Zwischen Föderalismus und Faustrecht

Der eigentliche Knackpunkt ist jedoch ein anderer: Die Entscheidung gegen Kalifornien wurde mit dem „Congressional Review Act“ gefällt – einem Instrument, mit dem Bundesgesetze und Regelungen rückgängig gemacht werden können. Ein äußerst seltener, aber wirksamer Schritt.

Senator Adam Schiff warnte bereits: „Diese Entscheidung sollte allen Bundesstaaten kalte Schauer über den Rücken jagen.“ Denn was heute Kalifornien trifft, kann morgen Texas oder New York betreffen. Der Präzedenzfall ist geschaffen.
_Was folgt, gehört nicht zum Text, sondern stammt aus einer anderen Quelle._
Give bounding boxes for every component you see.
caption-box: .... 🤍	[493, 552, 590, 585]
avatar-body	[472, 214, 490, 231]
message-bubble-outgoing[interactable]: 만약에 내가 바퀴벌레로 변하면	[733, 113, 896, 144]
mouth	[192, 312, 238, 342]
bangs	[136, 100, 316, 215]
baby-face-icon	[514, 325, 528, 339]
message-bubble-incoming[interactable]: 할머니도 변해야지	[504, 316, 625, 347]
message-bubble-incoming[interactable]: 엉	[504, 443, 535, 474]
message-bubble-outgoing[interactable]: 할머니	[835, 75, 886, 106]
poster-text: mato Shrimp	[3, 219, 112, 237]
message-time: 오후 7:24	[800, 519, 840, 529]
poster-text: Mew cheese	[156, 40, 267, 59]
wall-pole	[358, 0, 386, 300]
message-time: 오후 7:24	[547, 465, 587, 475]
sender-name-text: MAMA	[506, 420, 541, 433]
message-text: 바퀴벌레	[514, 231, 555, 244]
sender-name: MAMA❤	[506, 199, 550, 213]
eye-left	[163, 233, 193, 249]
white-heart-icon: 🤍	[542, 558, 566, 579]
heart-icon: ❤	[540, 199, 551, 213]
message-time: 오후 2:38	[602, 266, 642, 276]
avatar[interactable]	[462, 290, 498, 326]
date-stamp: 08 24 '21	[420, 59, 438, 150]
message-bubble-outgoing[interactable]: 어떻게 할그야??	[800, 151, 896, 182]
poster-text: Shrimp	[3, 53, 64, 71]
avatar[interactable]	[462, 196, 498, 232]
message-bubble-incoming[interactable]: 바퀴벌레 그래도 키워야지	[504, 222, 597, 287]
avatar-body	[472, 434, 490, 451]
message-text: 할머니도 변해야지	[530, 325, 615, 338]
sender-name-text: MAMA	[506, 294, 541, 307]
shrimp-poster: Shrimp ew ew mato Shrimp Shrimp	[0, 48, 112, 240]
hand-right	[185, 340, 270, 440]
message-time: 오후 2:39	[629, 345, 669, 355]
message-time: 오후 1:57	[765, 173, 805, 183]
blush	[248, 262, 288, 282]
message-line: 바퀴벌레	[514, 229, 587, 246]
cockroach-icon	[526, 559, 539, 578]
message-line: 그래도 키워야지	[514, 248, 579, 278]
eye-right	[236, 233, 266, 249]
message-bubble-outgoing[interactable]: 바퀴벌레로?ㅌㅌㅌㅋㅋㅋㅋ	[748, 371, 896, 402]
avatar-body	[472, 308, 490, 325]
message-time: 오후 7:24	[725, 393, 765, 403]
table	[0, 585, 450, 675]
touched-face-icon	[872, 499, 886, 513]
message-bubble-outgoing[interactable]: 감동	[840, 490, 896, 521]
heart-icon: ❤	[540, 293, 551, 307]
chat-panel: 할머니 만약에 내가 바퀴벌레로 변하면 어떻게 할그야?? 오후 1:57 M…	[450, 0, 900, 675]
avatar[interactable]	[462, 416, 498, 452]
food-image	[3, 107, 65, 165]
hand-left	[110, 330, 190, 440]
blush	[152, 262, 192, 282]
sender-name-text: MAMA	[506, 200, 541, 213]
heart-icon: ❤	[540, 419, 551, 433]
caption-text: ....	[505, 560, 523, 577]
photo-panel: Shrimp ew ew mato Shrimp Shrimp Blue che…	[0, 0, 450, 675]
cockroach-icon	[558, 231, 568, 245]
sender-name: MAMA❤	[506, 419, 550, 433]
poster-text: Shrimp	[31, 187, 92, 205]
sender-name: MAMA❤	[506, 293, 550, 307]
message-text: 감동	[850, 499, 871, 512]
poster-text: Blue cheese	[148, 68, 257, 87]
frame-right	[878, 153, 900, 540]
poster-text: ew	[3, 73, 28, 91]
Was bleibt, ist ein politischer Showdown, der die Grundfesten des US-Föderalismus erschüttert. Die Gerichte werden klären müssen, wie weit die Autonomie der Bundesstaaten tatsächlich reicht – und wie viel Macht Washington sich herausnehmen darf.

Und jetzt?

Die Entscheidung des US-Senats ist ein Rückschritt, ja – aber vor allem ein Wendepunkt. Der Streit zwischen Kalifornien und dem Bund ist mehr als eine Auseinandersetzung um Antriebe – er ist ein Symbol für den tiefgreifenden Konflikt zwischen Umweltpolitik, Wirtschaft, Föderalismus und politischer Macht.

Wie geht es weiter? Die Klagen sind unterwegs, die Debatte ist entfacht, und der Ausgang offen.

Eines ist sicher: Die Schlacht um die Zukunft des Autos in Amerika hat gerade erst begonnen.